• On October 18, the DOJ announced a settlement in connection with Cal Dive International’s acquisition of assets from Stolt Offshore, Inc., which requires Cal Dive to make certain divestitures to preserve competition in the market for saturation diving services in the U.S. Gulf of Mexico. According to the DOJ’s complaint, Cal Dive and Stolt are two of only three major providers of saturation diving services in the Gulf. The proposed transaction would have eliminated Stolt as a competitor and given Cal Dive more than half of the capacity in the market.
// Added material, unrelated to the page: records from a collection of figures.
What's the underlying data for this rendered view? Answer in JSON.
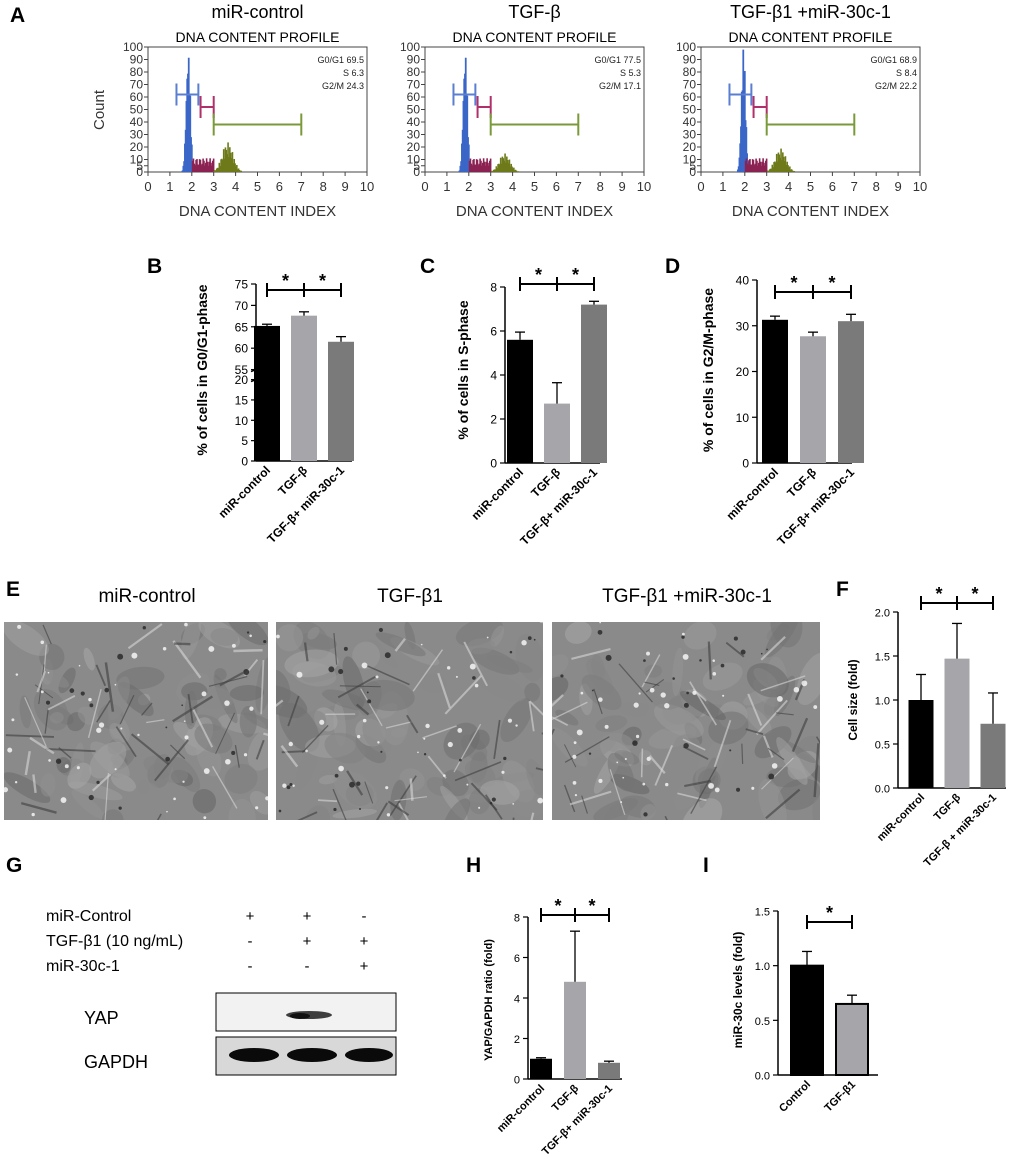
{
  "colors": {
    "black_bar": "#000000",
    "light_gray_bar": "#a6a6aa",
    "mid_gray_bar": "#7a7a7a",
    "histogram_blue": "#3a66c8",
    "histogram_maroon": "#8b2252",
    "histogram_olive": "#6e7a1a",
    "marker_blue": "#5b7fd0",
    "marker_pink": "#b0306a",
    "marker_green": "#7a9a3a"
  },
  "panel_labels": {
    "A": "A",
    "B": "B",
    "C": "C",
    "D": "D",
    "E": "E",
    "F": "F",
    "G": "G",
    "H": "H",
    "I": "I"
  },
  "panel_a": {
    "plots": [
      {
        "title": "miR-control",
        "subtitle": "DNA CONTENT PROFILE",
        "xlabel": "DNA CONTENT INDEX",
        "ylabel": "Count",
        "stats": [
          "G0/G1 69.5",
          "S 6.3",
          "G2/M 24.3"
        ]
      },
      {
        "title": "TGF-β",
        "subtitle": "DNA CONTENT PROFILE",
        "xlabel": "DNA CONTENT INDEX",
        "ylabel": "",
        "stats": [
          "G0/G1 77.5",
          "S 5.3",
          "G2/M 17.1"
        ]
      },
      {
        "title": "TGF-β1 +miR-30c-1",
        "subtitle": "DNA CONTENT PROFILE",
        "xlabel": "DNA CONTENT INDEX",
        "ylabel": "",
        "stats": [
          "G0/G1 68.9",
          "S 8.4",
          "G2/M 22.2"
        ]
      }
    ]
  },
  "panel_e": {
    "titles": [
      "miR-control",
      "TGF-β1",
      "TGF-β1 +miR-30c-1"
    ]
  },
  "panel_g": {
    "row_labels": [
      "miR-Control",
      "TGF-β1 (10 ng/mL)",
      "miR-30c-1"
    ],
    "signs": [
      [
        "+",
        "+",
        "-"
      ],
      [
        "-",
        "+",
        "+"
      ],
      [
        "-",
        "-",
        "+"
      ]
    ],
    "band_labels": [
      "YAP",
      "GAPDH"
    ]
  },
  "chart_data": [
    {
      "panel": "A",
      "type": "histogram",
      "title": "miR-control",
      "subtitle": "DNA CONTENT PROFILE",
      "xlabel": "DNA CONTENT INDEX",
      "ylabel": "Count",
      "xlim": [
        0,
        10
      ],
      "ylim": [
        0,
        100
      ],
      "xticks": [
        0,
        1,
        2,
        3,
        4,
        5,
        6,
        7,
        8,
        9,
        10
      ],
      "yticks": [
        0,
        5,
        10,
        20,
        30,
        40,
        50,
        60,
        70,
        80,
        90,
        100
      ],
      "g1_peak": {
        "center": 1.8,
        "height": 100
      },
      "g2_peak": {
        "center": 3.6,
        "height": 24
      },
      "stats": {
        "G0/G1": 69.5,
        "S": 6.3,
        "G2/M": 24.3
      }
    },
    {
      "panel": "A",
      "type": "histogram",
      "title": "TGF-β",
      "subtitle": "DNA CONTENT PROFILE",
      "xlabel": "DNA CONTENT INDEX",
      "ylabel": "",
      "xlim": [
        0,
        10
      ],
      "ylim": [
        0,
        100
      ],
      "xticks": [
        0,
        1,
        2,
        3,
        4,
        5,
        6,
        7,
        8,
        9,
        10
      ],
      "yticks": [
        0,
        5,
        10,
        20,
        30,
        40,
        50,
        60,
        70,
        80,
        90,
        100
      ],
      "g1_peak": {
        "center": 1.8,
        "height": 100
      },
      "g2_peak": {
        "center": 3.6,
        "height": 15
      },
      "stats": {
        "G0/G1": 77.5,
        "S": 5.3,
        "G2/M": 17.1
      }
    },
    {
      "panel": "A",
      "type": "histogram",
      "title": "TGF-β1 +miR-30c-1",
      "subtitle": "DNA CONTENT PROFILE",
      "xlabel": "DNA CONTENT INDEX",
      "ylabel": "",
      "xlim": [
        0,
        10
      ],
      "ylim": [
        0,
        100
      ],
      "xticks": [
        0,
        1,
        2,
        3,
        4,
        5,
        6,
        7,
        8,
        9,
        10
      ],
      "yticks": [
        0,
        5,
        10,
        20,
        30,
        40,
        50,
        60,
        70,
        80,
        90,
        100
      ],
      "g1_peak": {
        "center": 1.9,
        "height": 100
      },
      "g2_peak": {
        "center": 3.6,
        "height": 19
      },
      "stats": {
        "G0/G1": 68.9,
        "S": 8.4,
        "G2/M": 22.2
      }
    },
    {
      "panel": "B",
      "type": "bar",
      "ylabel": "% of cells in G0/G1-phase",
      "categories": [
        "miR-control",
        "TGF-β",
        "TGF-β+ miR-30c-1"
      ],
      "values": [
        65.2,
        67.6,
        61.5
      ],
      "errors": [
        0.4,
        0.9,
        1.2
      ],
      "ylim": [
        0,
        75
      ],
      "axis_break": [
        20,
        55
      ],
      "yticks": [
        0,
        5,
        10,
        15,
        20,
        55,
        60,
        65,
        70,
        75
      ],
      "significance": [
        "*",
        "*"
      ]
    },
    {
      "panel": "C",
      "type": "bar",
      "ylabel": "% of cells in S-phase",
      "categories": [
        "miR-control",
        "TGF-β",
        "TGF-β+ miR-30c-1"
      ],
      "values": [
        5.6,
        2.7,
        7.2
      ],
      "errors": [
        0.35,
        0.95,
        0.15
      ],
      "ylim": [
        0,
        8
      ],
      "yticks": [
        0,
        2,
        4,
        6,
        8
      ],
      "significance": [
        "*",
        "*"
      ]
    },
    {
      "panel": "D",
      "type": "bar",
      "ylabel": "% of cells in G2/M-phase",
      "categories": [
        "miR-control",
        "TGF-β",
        "TGF-β+ miR-30c-1"
      ],
      "values": [
        31.3,
        27.7,
        31.0
      ],
      "errors": [
        0.8,
        0.9,
        1.5
      ],
      "ylim": [
        0,
        40
      ],
      "yticks": [
        0,
        10,
        20,
        30,
        40
      ],
      "significance": [
        "*",
        "*"
      ]
    },
    {
      "panel": "F",
      "type": "bar",
      "ylabel": "Cell size (fold)",
      "categories": [
        "miR-control",
        "TGF-β",
        "TGF-β + miR-30c-1"
      ],
      "values": [
        1.0,
        1.47,
        0.73
      ],
      "errors": [
        0.29,
        0.4,
        0.35
      ],
      "ylim": [
        0,
        2
      ],
      "yticks": [
        "0.0",
        "0.5",
        "1.0",
        "1.5",
        "2.0"
      ],
      "significance": [
        "*",
        "*"
      ]
    },
    {
      "panel": "H",
      "type": "bar",
      "ylabel": "YAP/GAPDH ratio (fold)",
      "categories": [
        "miR-control",
        "TGF-β",
        "TGF-β+ miR-30c-1"
      ],
      "values": [
        1.0,
        4.8,
        0.8
      ],
      "errors": [
        0.05,
        2.5,
        0.08
      ],
      "ylim": [
        0,
        8
      ],
      "yticks": [
        0,
        2,
        4,
        6,
        8
      ],
      "significance": [
        "*",
        "*"
      ]
    },
    {
      "panel": "I",
      "type": "bar",
      "ylabel": "miR-30c levels (fold)",
      "categories": [
        "Control",
        "TGF-β1"
      ],
      "values": [
        1.0,
        0.65
      ],
      "errors": [
        0.13,
        0.08
      ],
      "ylim": [
        0,
        1.5
      ],
      "yticks": [
        "0.0",
        "0.5",
        "1.0",
        "1.5"
      ],
      "significance": [
        "*"
      ]
    }
  ]
}
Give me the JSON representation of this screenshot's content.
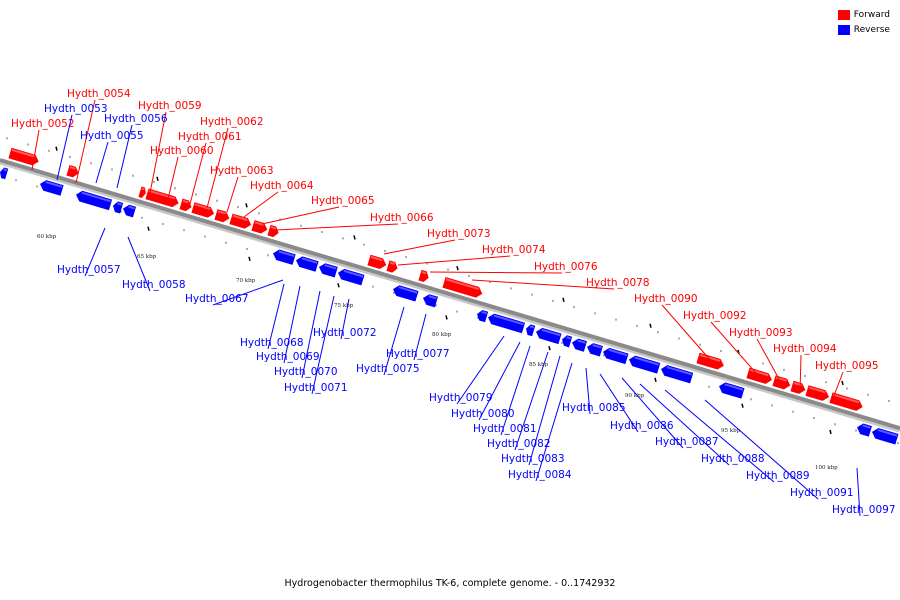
{
  "caption": "Hydrogenobacter thermophilus TK-6, complete genome. - 0..1742932",
  "colors": {
    "forward": "#ff0000",
    "reverse": "#0000ff",
    "backbone": "#8a8a8a"
  },
  "legend": [
    {
      "label": "Forward",
      "color": "#ff0000"
    },
    {
      "label": "Reverse",
      "color": "#0000ff"
    }
  ],
  "tick_labels": [
    "60 kbp",
    "65 kbp",
    "70 kbp",
    "75 kbp",
    "80 kbp",
    "85 kbp",
    "90 kbp",
    "95 kbp",
    "100 kbp"
  ],
  "genes_forward": [
    "Hydth_0052",
    "Hydth_0054",
    "Hydth_0059",
    "Hydth_0060",
    "Hydth_0061",
    "Hydth_0062",
    "Hydth_0063",
    "Hydth_0064",
    "Hydth_0065",
    "Hydth_0066",
    "Hydth_0073",
    "Hydth_0074",
    "Hydth_0076",
    "Hydth_0078",
    "Hydth_0090",
    "Hydth_0092",
    "Hydth_0093",
    "Hydth_0094",
    "Hydth_0095"
  ],
  "genes_reverse": [
    "Hydth_0053",
    "Hydth_0055",
    "Hydth_0056",
    "Hydth_0057",
    "Hydth_0058",
    "Hydth_0067",
    "Hydth_0068",
    "Hydth_0069",
    "Hydth_0070",
    "Hydth_0071",
    "Hydth_0072",
    "Hydth_0075",
    "Hydth_0077",
    "Hydth_0079",
    "Hydth_0080",
    "Hydth_0081",
    "Hydth_0082",
    "Hydth_0083",
    "Hydth_0084",
    "Hydth_0085",
    "Hydth_0086",
    "Hydth_0087",
    "Hydth_0088",
    "Hydth_0089",
    "Hydth_0091",
    "Hydth_0097"
  ]
}
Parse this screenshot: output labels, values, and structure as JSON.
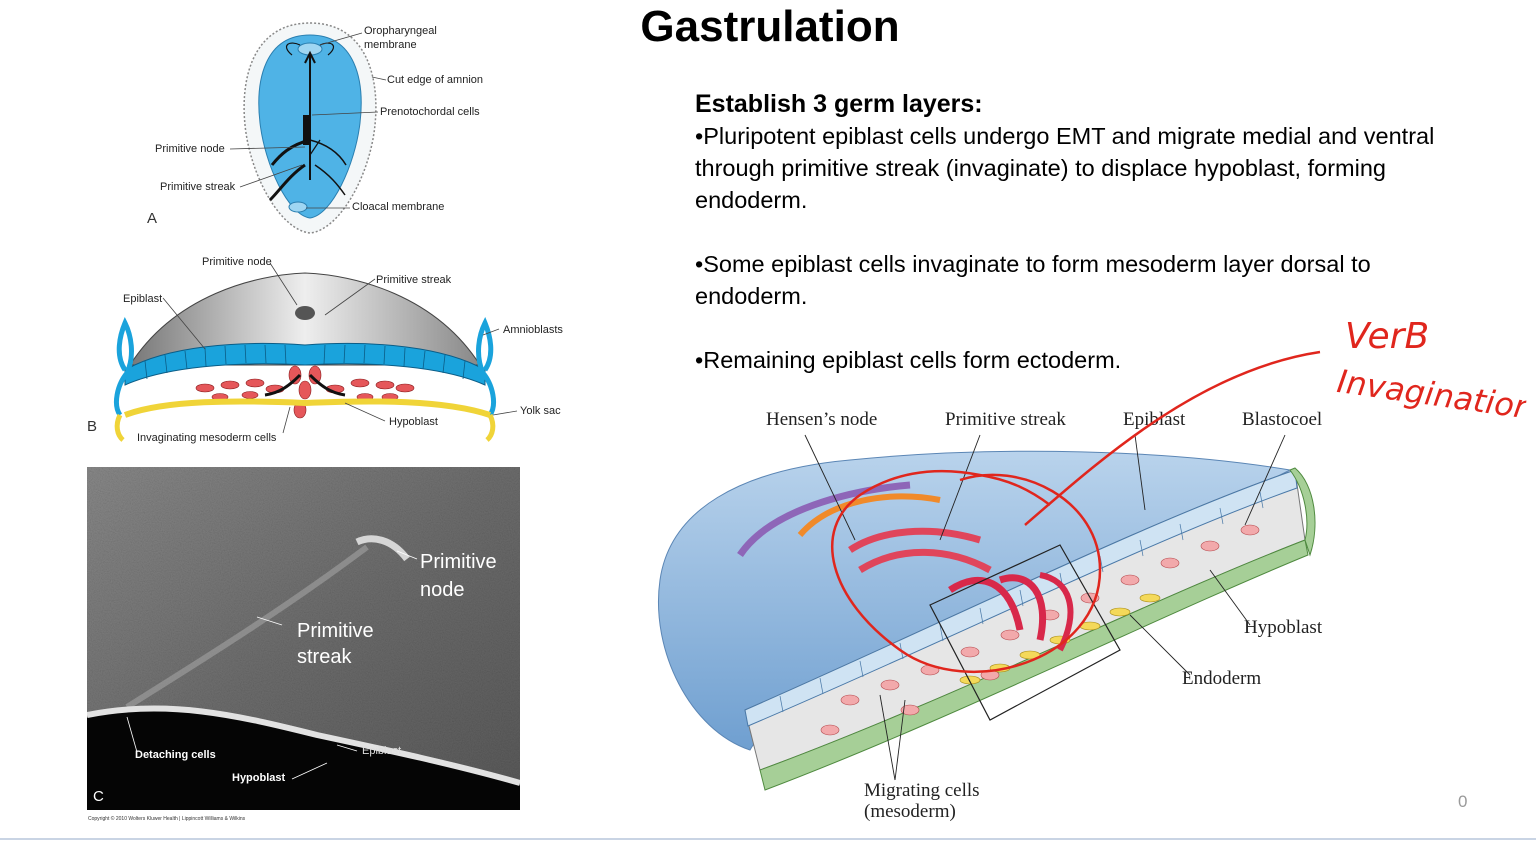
{
  "slide": {
    "title": "Gastrulation",
    "page_number": "0"
  },
  "text_block": {
    "heading": "Establish 3 germ layers:",
    "bullets": [
      "•Pluripotent epiblast cells undergo EMT and migrate medial and ventral through primitive streak (invaginate) to displace hypoblast, forming endoderm.",
      "•Some epiblast cells invaginate to form mesoderm layer dorsal to endoderm.",
      "•Remaining epiblast cells form ectoderm."
    ]
  },
  "figure_a": {
    "letter": "A",
    "labels": {
      "oropharyngeal": "Oropharyngeal",
      "membrane": "membrane",
      "cut_edge": "Cut edge of amnion",
      "prenotochordal": "Prenotochordal cells",
      "primitive_node": "Primitive node",
      "primitive_streak": "Primitive streak",
      "cloacal": "Cloacal membrane"
    }
  },
  "figure_b": {
    "letter": "B",
    "labels": {
      "primitive_node": "Primitive node",
      "primitive_streak": "Primitive streak",
      "epiblast": "Epiblast",
      "amnioblasts": "Amnioblasts",
      "yolk_sac": "Yolk sac",
      "hypoblast": "Hypoblast",
      "invaginating": "Invaginating mesoderm cells"
    }
  },
  "figure_c": {
    "letter": "C",
    "labels": {
      "primitive_node_1": "Primitive",
      "primitive_node_2": "node",
      "primitive_streak_1": "Primitive",
      "primitive_streak_2": "streak",
      "detaching": "Detaching cells",
      "hypoblast": "Hypoblast",
      "epiblast": "Epiblast"
    },
    "copyright": "Copyright © 2010 Wolters Kluwer Health | Lippincott Williams & Wilkins"
  },
  "figure_d": {
    "labels": {
      "hensens_node": "Hensen’s node",
      "primitive_streak": "Primitive streak",
      "epiblast": "Epiblast",
      "blastocoel": "Blastocoel",
      "hypoblast": "Hypoblast",
      "endoderm": "Endoderm",
      "migrating_1": "Migrating cells",
      "migrating_2": "(mesoderm)"
    }
  },
  "annotation": {
    "line1": "VerB",
    "line2": "Invagination",
    "color": "#e0261d"
  }
}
Under the terms of the proposed consent decree, Cal Dive must divest two vessels and a separate saturation diving system.
  • On October 25, the Sixth Circuit reversed the District Court’s grant of summary judgment in favor of defendant Dairy Farmers of America, Inc. (“DFA”) in the DOJ’s challenge to DFA’s partial acquisition of Southern Belle Diary Co. The Sixth Circuit held that the district court was required to rule on the legality of the parties’ original agreement because defendants had not met their burden of demonstrating that such a claim was moot. In assessing the partial acquisition claim, the Sixth Circuit explicitly rejected the lower court’s conclusion that a lack of control or influence precludes a Section 7 violation, and held that the government had presented sufficient evidence to raise a genuine issue of material fact regarding whether DFA’s acquisition of Southern Belle violated Section 7 under both the original and revised agreements. The key proposition is that a 50% passive ownership interest in a competitor may raise anticompetitive concerns even if the passive interest has no voting rights. Here, even though the partial acquisition does not give the buyer control, the Sixth Circuit ruled that the government should be able to show evidence that the aligned interests between the DFA and Southern Belle could result in anticompetitive effects.
  • On October 27, the DOJ approved the SBC/AT&T and Verizon/MCI mergers after SBC and Verizon each agreed to divest connections to more than 350 buildings in their respective territories in order to remedy the Division’s concerns about competition for certain business customers. The DOJ’s press release highlights the agency’s conclusion that, other than limited divestitures in various markets, the transactions were procompetitive and promised “exceptionally large merger-specific efficiencies.”